Walking through Mugdock Country Park
Walking through Mugdock Country Park

Day two saw everyone up and raring to go as we left Drymen behind and passed through swathes of beautiful flowering Gorse on our way to Conic Hill, one of my favourite spots on the trek. We made our way up to the very windswept peak where the views across Loch Lomond were breathtaking before the long descent to Balmaha where the weather was clement enough for us to eat our picnic in Tom Weir Park under the watchful eye of the eponymous statue complete with scarf and bobble hat! The rest of day two is spent meandering along the shores of the bonny loch with more ups and downs than you might consider as we made our way through some beautiful patches of woodland and admired the views of Ben Lomond towering ahead of us in the distance. We eventually popped out of the woodland at Rowardennan where the group retired to the hotel bar to admire the view over a restorative pint and celebrate the completion of a second, excellent day!

Day three and we finally got some more traditional “Scottish” weather ! We had another day of Lochside walking as we made our way to the Inversnaid Hotel situated next to a beautiful waterfall. The low cloud made for atmospheric scenery as we tackled the tricky onwards stretch before emerging onto a beautiful beach with a view South down the loch and the Island I Voy in the foreground. With the rain still steadily falling it was a short climb up to the head of Glen Falloch and a sad farewell to the Loch Lomond views before the long descent took us past grazing herds of shaggy coated, magnificently be-horned Feral Goats to the cosy welcome of the bar at Beinglas campsite. Three days down and everyone still smiling!

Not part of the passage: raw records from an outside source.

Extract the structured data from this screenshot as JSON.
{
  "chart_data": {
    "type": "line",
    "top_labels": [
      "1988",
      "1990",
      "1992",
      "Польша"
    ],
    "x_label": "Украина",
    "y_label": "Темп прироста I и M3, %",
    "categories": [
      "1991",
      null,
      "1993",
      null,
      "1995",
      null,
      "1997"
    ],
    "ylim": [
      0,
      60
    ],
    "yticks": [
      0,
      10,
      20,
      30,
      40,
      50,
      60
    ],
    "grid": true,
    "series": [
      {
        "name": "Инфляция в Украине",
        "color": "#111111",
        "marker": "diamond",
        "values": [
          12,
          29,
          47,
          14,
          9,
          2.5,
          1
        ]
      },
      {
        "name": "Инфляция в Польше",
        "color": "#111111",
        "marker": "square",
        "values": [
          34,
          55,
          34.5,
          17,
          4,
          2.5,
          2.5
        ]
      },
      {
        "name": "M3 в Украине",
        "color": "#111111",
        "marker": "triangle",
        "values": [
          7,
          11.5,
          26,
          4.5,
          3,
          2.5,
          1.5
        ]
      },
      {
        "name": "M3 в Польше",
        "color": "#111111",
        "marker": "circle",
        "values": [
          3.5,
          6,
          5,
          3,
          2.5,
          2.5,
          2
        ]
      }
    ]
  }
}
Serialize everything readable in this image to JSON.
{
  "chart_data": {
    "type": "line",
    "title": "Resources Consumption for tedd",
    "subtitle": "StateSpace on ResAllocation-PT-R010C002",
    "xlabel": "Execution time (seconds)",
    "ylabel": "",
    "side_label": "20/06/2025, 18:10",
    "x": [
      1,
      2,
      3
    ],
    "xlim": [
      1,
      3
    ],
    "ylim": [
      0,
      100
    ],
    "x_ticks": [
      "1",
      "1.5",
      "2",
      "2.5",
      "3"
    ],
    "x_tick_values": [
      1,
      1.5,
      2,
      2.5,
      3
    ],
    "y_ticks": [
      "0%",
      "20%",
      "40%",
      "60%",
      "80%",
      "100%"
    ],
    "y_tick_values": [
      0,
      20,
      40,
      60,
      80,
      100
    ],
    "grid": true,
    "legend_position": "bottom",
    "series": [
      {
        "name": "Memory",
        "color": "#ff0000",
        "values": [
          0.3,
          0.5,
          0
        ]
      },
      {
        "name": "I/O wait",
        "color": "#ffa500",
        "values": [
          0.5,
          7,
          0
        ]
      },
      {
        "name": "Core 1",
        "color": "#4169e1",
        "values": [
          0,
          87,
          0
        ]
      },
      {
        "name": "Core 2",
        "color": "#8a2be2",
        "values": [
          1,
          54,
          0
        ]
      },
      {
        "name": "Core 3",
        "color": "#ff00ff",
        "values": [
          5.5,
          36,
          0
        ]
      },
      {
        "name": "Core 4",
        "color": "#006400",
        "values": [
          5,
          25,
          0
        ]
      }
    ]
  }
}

After the rigours of the narrow rocky Lochside paths, day four was a relatively relaxed day as we left Inverarnan and followed the banks of the River Falloch past it’s famous falls. We then followed the old military road to the half way point of the whole trail where our trek manager Ed had arrived with Muffins and cakes to celebrate! The rest of day four saw us pass the ruins of St Fillian’s Priory, admire spectacular views of Ben More and the snowcapped Ben Lui, stop for welcome refreshment at the Strathfillian wigwams and reacquaint ourselves with the legend of Robert the Bruce at the Dalrigh Battlefield and the Lochan of the Lost Sword. We were all in Tyndrum in good time and looking forward to the legendary twenty miler on day five over Rannoch Moor and into Glencoe.